The diener unzips the body bag. Sufia is exposed, naked and violated, swathed in shiny black plastic, like an offering to an angry god on the glittering steel altar of the gurney.
Esko has dark circles under his eyes. “I guess you didn’t get much sleep either,” I say.
“I’m knackered,” he says.
An interesting choice of words, given that Sufia was knackered, like a farm animal, with a hammer.
“I’ve been province coroner for seventeen years,” Esko says, “and I’ve never seen anything like this, let alone autopsied a body so mutilated for a murder investigation. Like I told you yesterday, I’m scared I’ll fuck it up. I stayed up most of the night reading forensics journals because I was afraid I’ll forget something.”
“You won’t,” I say.
The diener finishes snapping photos. He sits down on a stool in the corner, pulls off his surgical cap. Lank blond hair falls in his face. He starts reading a magazine. I don’t bother to say hello. When I’ve spoken to him in the past, he never answered, just nodded and went on with what he was doing.

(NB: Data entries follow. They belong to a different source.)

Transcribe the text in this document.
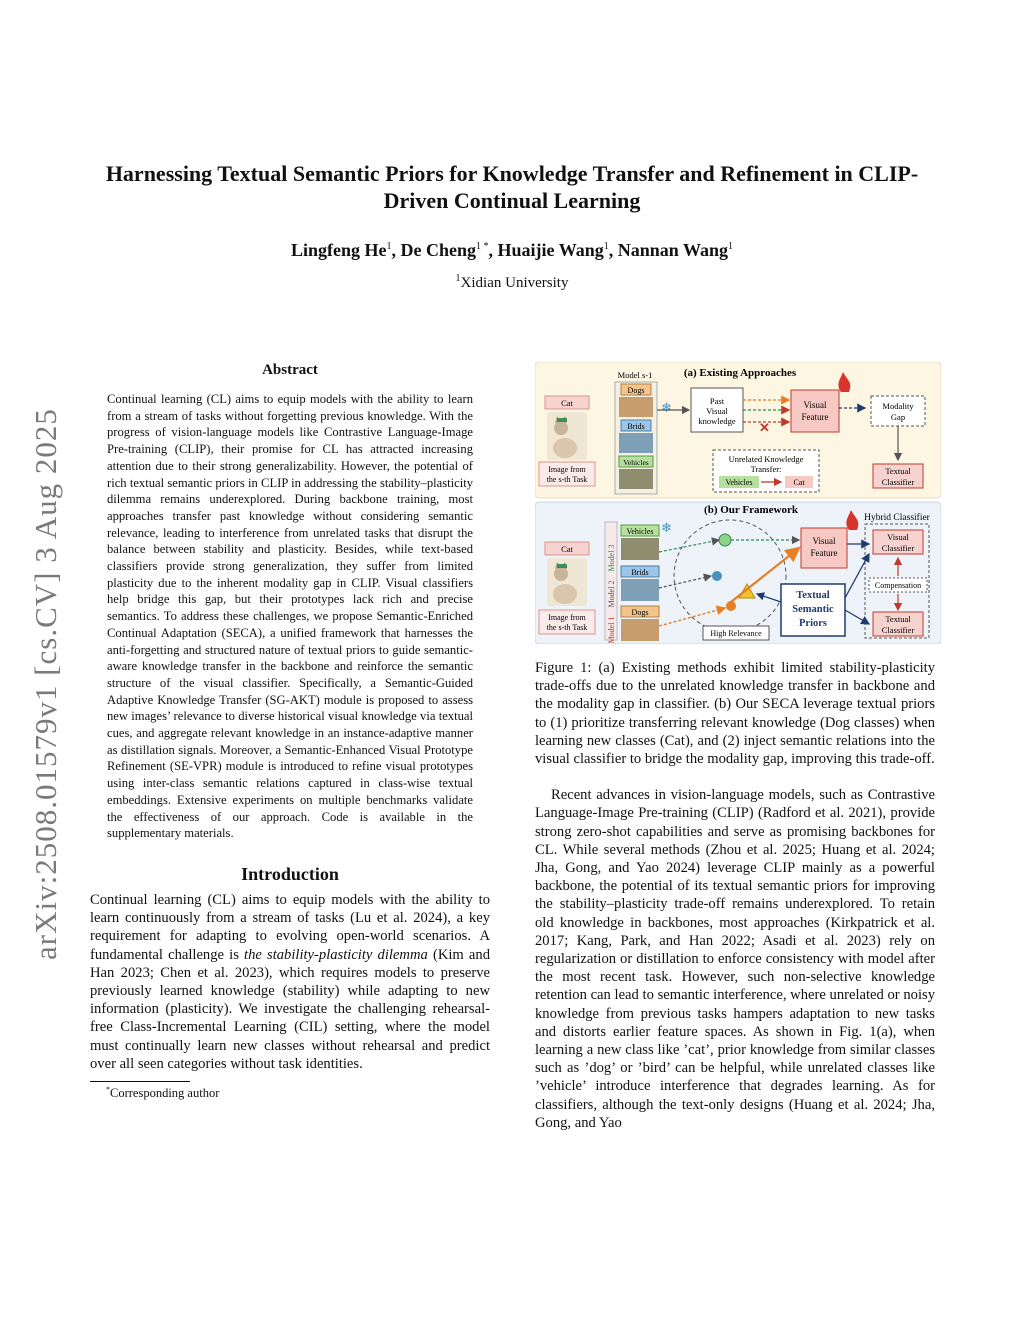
arXiv:2508.01579v1 [cs.CV] 3 Aug 2025
Harnessing Textual Semantic Priors for Knowledge Transfer and Refinement in CLIP-Driven Continual Learning
Lingfeng He$^1$, De Cheng$^{1 *}$, Huaijie Wang$^1$, Nannan Wang$^1$
$^1$Xidian University
Abstract
Continual learning (CL) aims to equip models with the ability to learn from a stream of tasks without forgetting previous knowledge. With the progress of vision-language models like Contrastive Language-Image Pre-training (CLIP), their promise for CL has attracted increasing attention due to their strong generalizability. However, the potential of rich textual semantic priors in CLIP in addressing the stability–plasticity dilemma remains underexplored. During backbone training, most approaches transfer past knowledge without considering semantic relevance, leading to interference from unrelated tasks that disrupt the balance between stability and plasticity. Besides, while text-based classifiers provide strong generalization, they suffer from limited plasticity due to the inherent modality gap in CLIP. Visual classifiers help bridge this gap, but their prototypes lack rich and precise semantics. To address these challenges, we propose Semantic-Enriched Continual Adaptation (SECA), a unified framework that harnesses the anti-forgetting and structured nature of textual priors to guide semantic-aware knowledge transfer in the backbone and reinforce the semantic structure of the visual classifier. Specifically, a Semantic-Guided Adaptive Knowledge Transfer (SG-AKT) module is proposed to assess new images’ relevance to diverse historical visual knowledge via textual cues, and aggregate relevant knowledge in an instance-adaptive manner as distillation signals. Moreover, a Semantic-Enhanced Visual Prototype Refinement (SE-VPR) module is introduced to refine visual prototypes using inter-class semantic relations captured in class-wise textual embeddings. Extensive experiments on multiple benchmarks validate the effectiveness of our approach. Code is available in the supplementary materials.
Introduction
Continual learning (CL) aims to equip models with the ability to learn continuously from a stream of tasks (Lu et al. 2024), a key requirement for adapting to evolving open-world scenarios. A fundamental challenge is the stability-plasticity dilemma (Kim and Han 2023; Chen et al. 2023), which requires models to preserve previously learned knowledge (stability) while adapting to new information (plasticity). We investigate the challenging rehearsal-free Class-Incremental Learning (CIL) setting, where the model must continually learn new classes without rehearsal and predict over all seen categories without task identities.
*Corresponding author
(a) Existing Approaches
Model s-1
❄
Cat
Image from
the s-th Task
Dogs
Brids
Vehicles
Past
Visual
knowledge
Visual
Feature
✕
Modality
Gap
Textual
Classifier
Unrelated Knowledge
Transfer:
Vehicles	Cat
(b) Our Framework
Hybrid Classifier
Cat
Image from
the s-th Task
Model 3
Model 2
Model 1
Vehicles
Brids
Dogs
❄
High Relevance
Visual
Feature
Textual
Semantic
Priors
Visual
Classifier
Compensation
Textual
Classifier
Figure 1: (a) Existing methods exhibit limited stability-plasticity trade-offs due to the unrelated knowledge transfer in backbone and the modality gap in classifier. (b) Our SECA leverage textual priors to (1) prioritize transferring relevant knowledge (Dog classes) when learning new classes (Cat), and (2) inject semantic relations into the visual classifier to bridge the modality gap, improving this trade-off.
Recent advances in vision-language models, such as Contrastive Language-Image Pre-training (CLIP) (Radford et al. 2021), provide strong zero-shot capabilities and serve as promising backbones for CL. While several methods (Zhou et al. 2025; Huang et al. 2024; Jha, Gong, and Yao 2024) leverage CLIP mainly as a powerful backbone, the potential of its textual semantic priors for improving the stability–plasticity trade-off remains underexplored. To retain old knowledge in backbones, most approaches (Kirkpatrick et al. 2017; Kang, Park, and Han 2022; Asadi et al. 2023) rely on regularization or distillation to enforce consistency with model after the most recent task. However, such non-selective knowledge retention can lead to semantic interference, where unrelated or noisy knowledge from previous tasks hampers adaptation to new tasks and distorts earlier feature spaces. As shown in Fig. 1(a), when learning a new class like ’cat’, prior knowledge from similar classes such as ’dog’ or ’bird’ can be helpful, while unrelated classes like ’vehicle’ introduce interference that degrades learning. As for classifiers, although the text-only designs (Huang et al. 2024; Jha, Gong, and Yao
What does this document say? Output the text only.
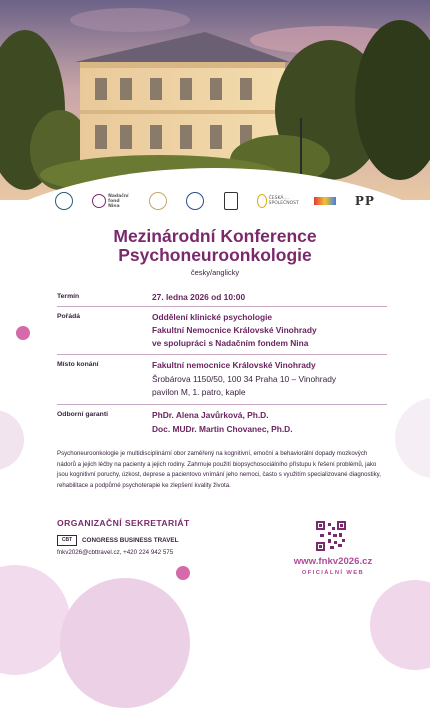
Nadační fond Nina
ČESKÁ ... SPOLEČNOST	PP
Mezinárodní Konference
Psychoneuroonkologie
česky/anglicky
Termín	27. ledna 2026 od 10:00
Pořádá	Oddělení klinické psychologie
Fakultní Nemocnice Královské Vinohrady
ve spolupráci s Nadačním fondem Nina
Místo konání	Fakultní nemocnice Královské Vinohrady
Šrobárova 1150/50, 100 34 Praha 10 – Vinohrady
pavilon M, 1. patro, kaple
Odborní garanti	PhDr. Alena Javůrková, Ph.D.
Doc. MUDr. Martin Chovanec, Ph.D.
Psychoneuroonkologie je multidisciplinární obor zaměřený na kognitivní, emoční a behaviorální dopady mozkových nádorů a jejich léčby na pacienty a jejich rodiny. Zahrnuje použití biopsychosociálního přístupu k řešení problémů, jako jsou kognitivní poruchy, úzkost, deprese a pacientovo vnímání jeho nemoci, často s využitím specializované diagnostiky, rehabilitace a podpůrné psychoterapie ke zlepšení kvality života.
ORGANIZAČNÍ SEKRETARIÁT
CBT	CONGRESS BUSINESS TRAVEL
fnkv2026@cbttravel.cz, +420 224 942 575
www.fnkv2026.cz
OFICIÁLNÍ WEB
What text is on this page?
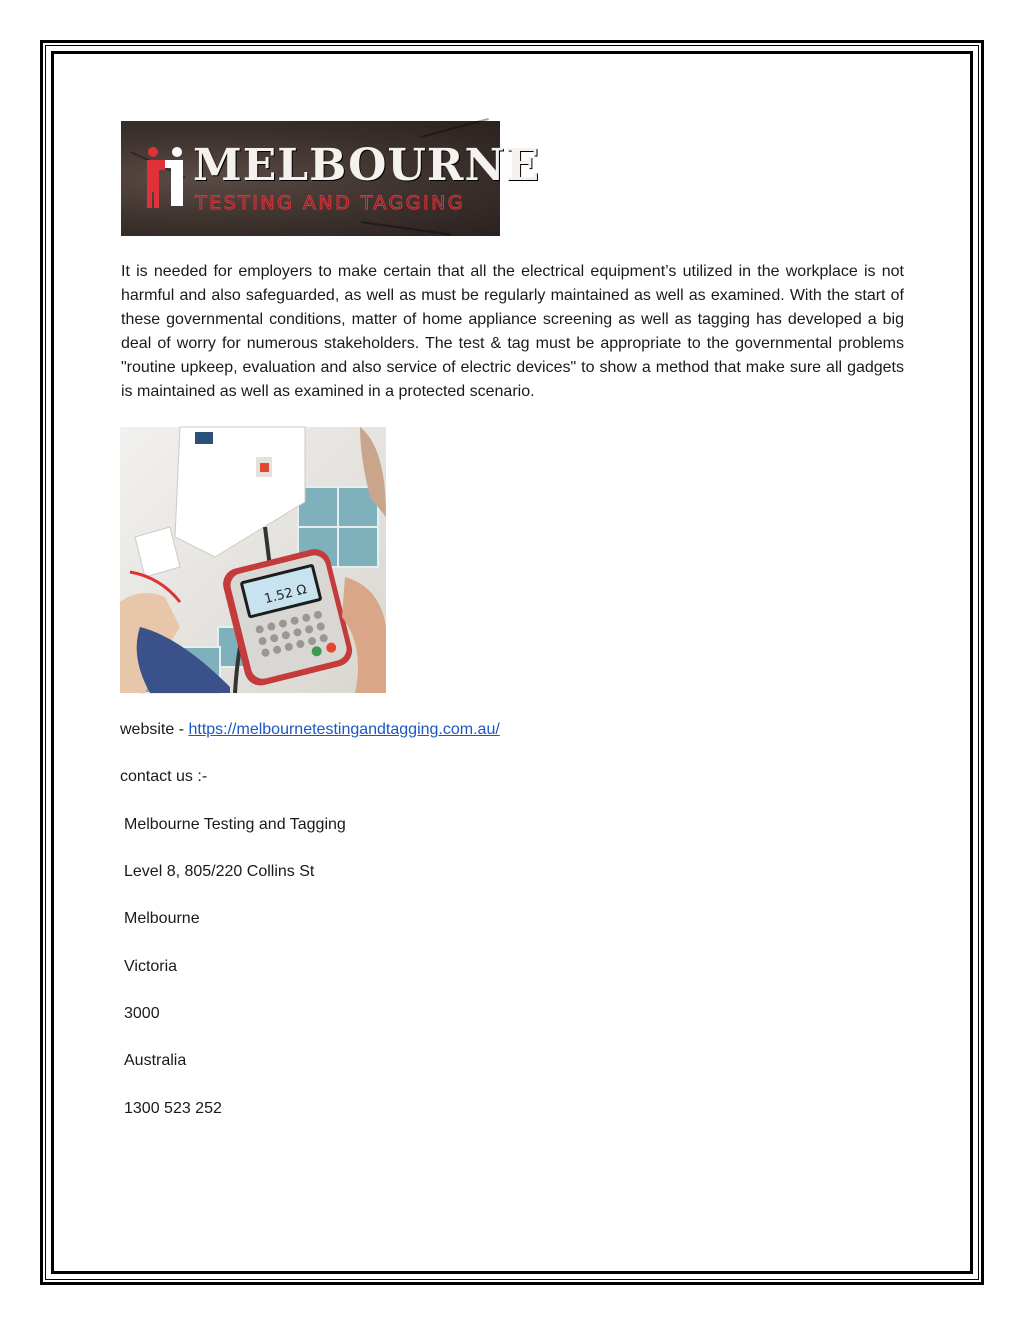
MELBOURNE
TESTING AND TAGGING

It is needed for employers to make certain that all the electrical equipment’s utilized in the workplace is not harmful and also safeguarded, as well as must be regularly maintained as well as examined. With the start of these governmental conditions, matter of home appliance screening as well as tagging has developed a big deal of worry for numerous stakeholders. The test & tag must be appropriate to the governmental problems "routine upkeep, evaluation and also service of electric devices" to show a method that make sure all gadgets is maintained as well as examined in a protected scenario.

1.52 Ω

website - https://melbournetestingandtagging.com.au/

contact us :-

Melbourne Testing and Tagging

Level 8, 805/220 Collins St

Melbourne

Victoria

3000

Australia

1300 523 252
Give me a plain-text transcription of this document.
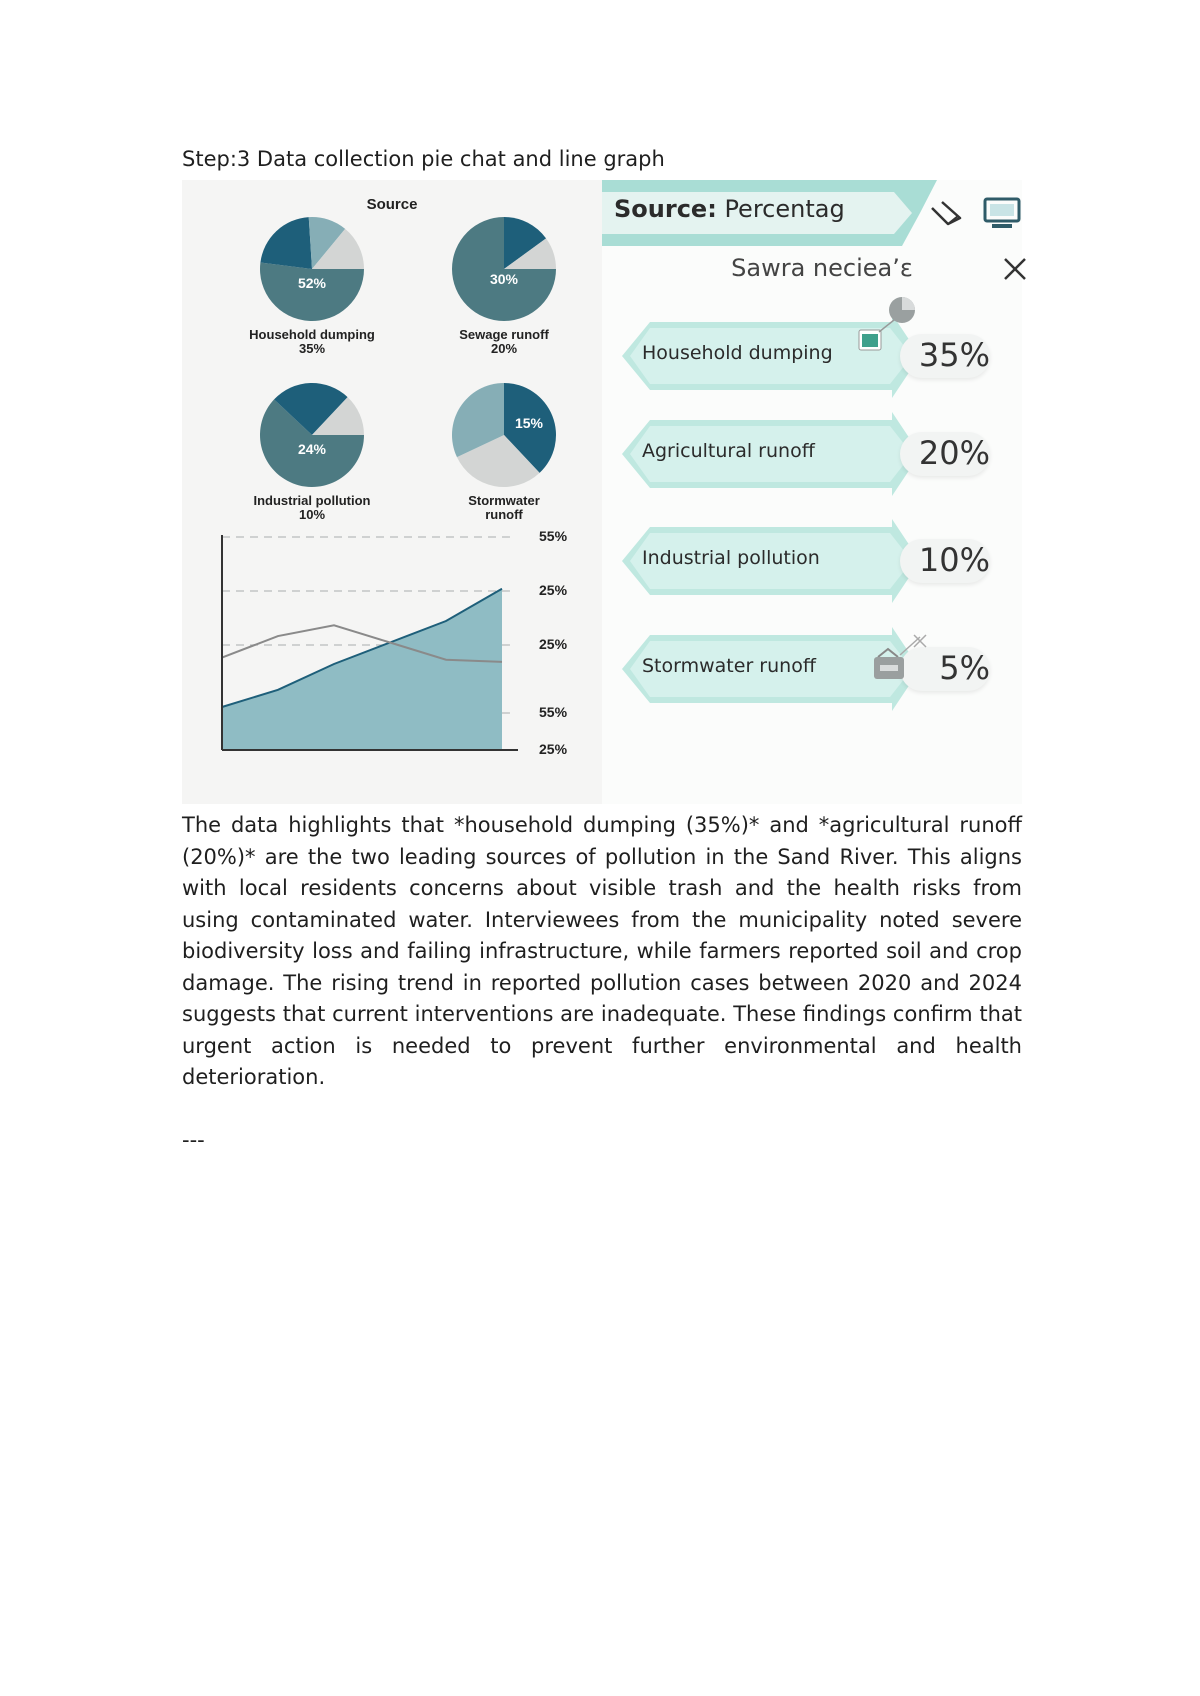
Step:3 Data collection pie chat and line graph
Source
52%
Household dumping
35%
30%
Sewage runoff
20%
24%
Industrial pollution
10%
15%
Stormwater runoff
55%
25%
25%
55%
25%
Source: Percentag
Sawra neciea’ε
Household dumping	35%
Agricultural runoff	20%
Industrial pollution	10%
Stormwater runoff	5%
The data highlights that *household dumping (35%)* and *agricultural runoff (20%)* are the two leading sources of pollution in the Sand River. This aligns with local residents concerns about visible trash and the health risks from using contaminated water. Interviewees from the municipality noted severe biodiversity loss and failing infrastructure, while farmers reported soil and crop damage. The rising trend in reported pollution cases between 2020 and 2024 suggests that current interventions are inadequate. These findings confirm that urgent action is needed to prevent further environmental and health deterioration.
---
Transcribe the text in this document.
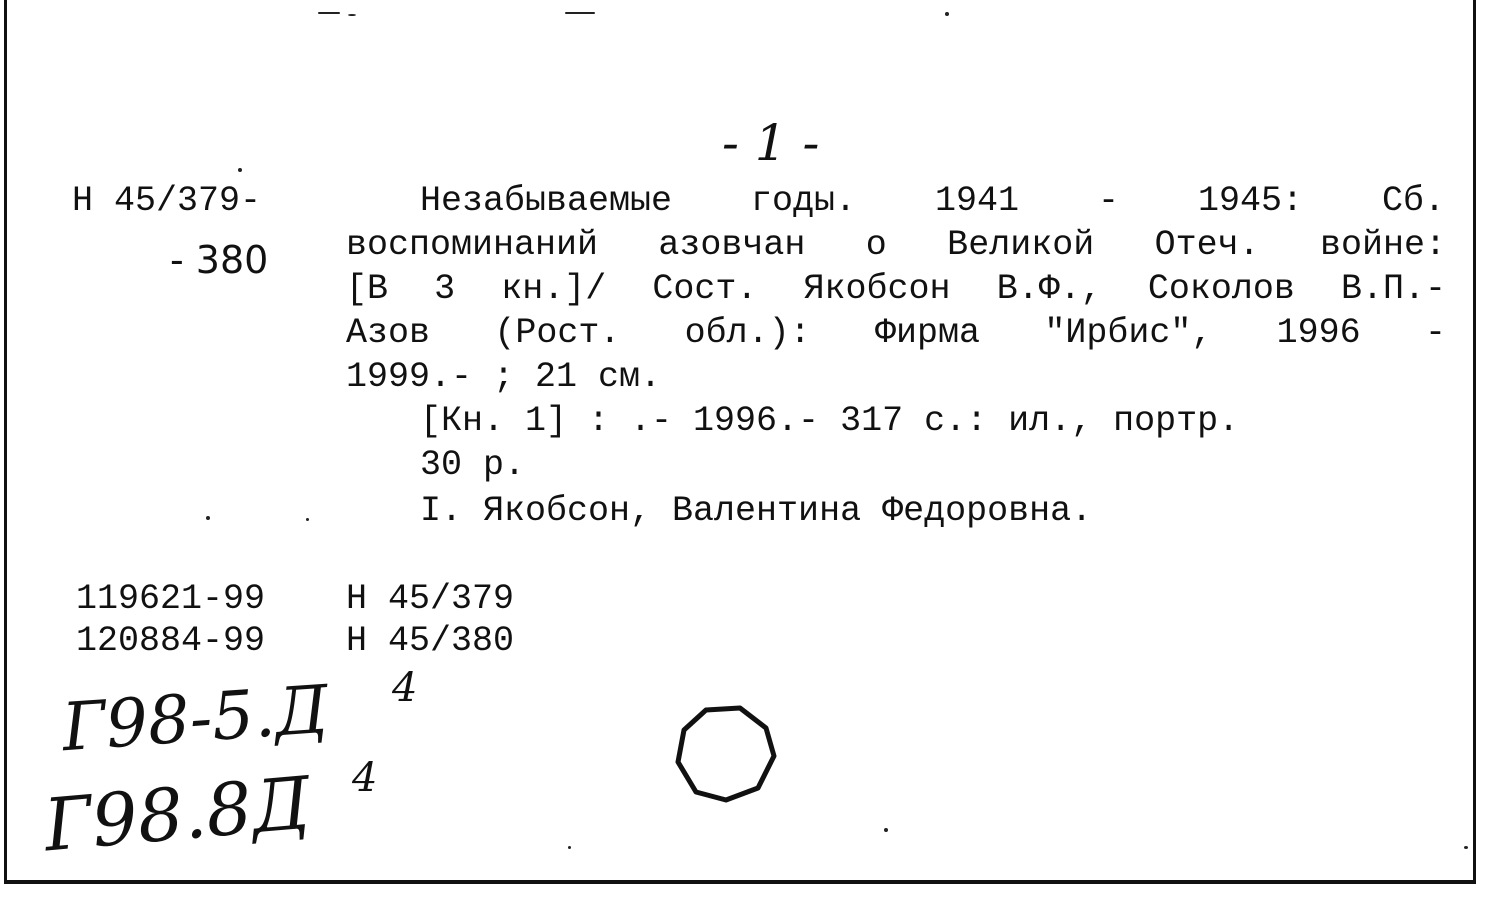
- 1 -
Н 45/379-
- 380
Незабываемые годы. 1941 - 1945: Сб.
воспоминаний азовчан о Великой Отеч. войне:
[В 3 кн.]/ Сост. Якобсон В.Ф., Соколов В.П.-
Азов (Рост. обл.): Фирма "Ирбис", 1996 -
1999.- ; 21 см.
[Кн. 1] : .- 1996.- 317 с.: ил., портр.
30 р.
I. Якобсон, Валентина Федоровна.
119621-99 Н 45/379
120884-99 Н 45/380
Г98-5.Д 4
Г98.8Д 4
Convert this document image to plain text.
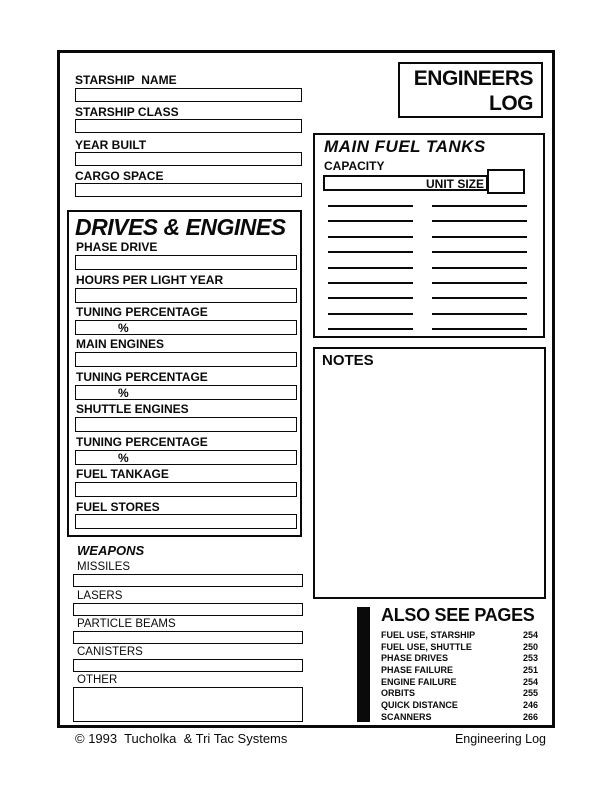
ENGINEERS
LOG
STARSHIP  NAME
STARSHIP CLASS
YEAR BUILT
CARGO SPACE
MAIN FUEL TANKS
CAPACITY
UNIT SIZE
DRIVES & ENGINES
PHASE DRIVE
HOURS PER LIGHT YEAR
TUNING PERCENTAGE
%
MAIN ENGINES
TUNING PERCENTAGE
%
SHUTTLE ENGINES
TUNING PERCENTAGE
%
FUEL TANKAGE
FUEL STORES
WEAPONS
MISSILES
LASERS
PARTICLE BEAMS
CANISTERS
OTHER
NOTES
ALSO SEE PAGES
FUEL USE, STARSHIP	254
FUEL USE, SHUTTLE	250
PHASE DRIVES	253
PHASE FAILURE	251
ENGINE FAILURE	254
ORBITS	255
QUICK DISTANCE	246
SCANNERS	266
© 1993  Tucholka  & Tri Tac Systems	Engineering Log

Esko examines the body while it’s still in the bag, before it’s cleaned up. He turns on a tape recorder. He states that he’s positively identified the victim as Sufia Elmi from dental records, then notes her race, sex, hair color and length and her age. He takes the bags off her hands and scrapes under her fingernails, enters the scrapings and the bags themselves into evidence. He takes samples for DNA analysis from her lips and inside her mouth with swabs, and continues.
“There’s a cord with a simple slipknot around the neck, located above a laceration in the throat.” He lifts her head and removes the noose. “The ligatures aren’t deep, the esophagus isn’t crushed. Asphyxiation wasn’t the cause of death.”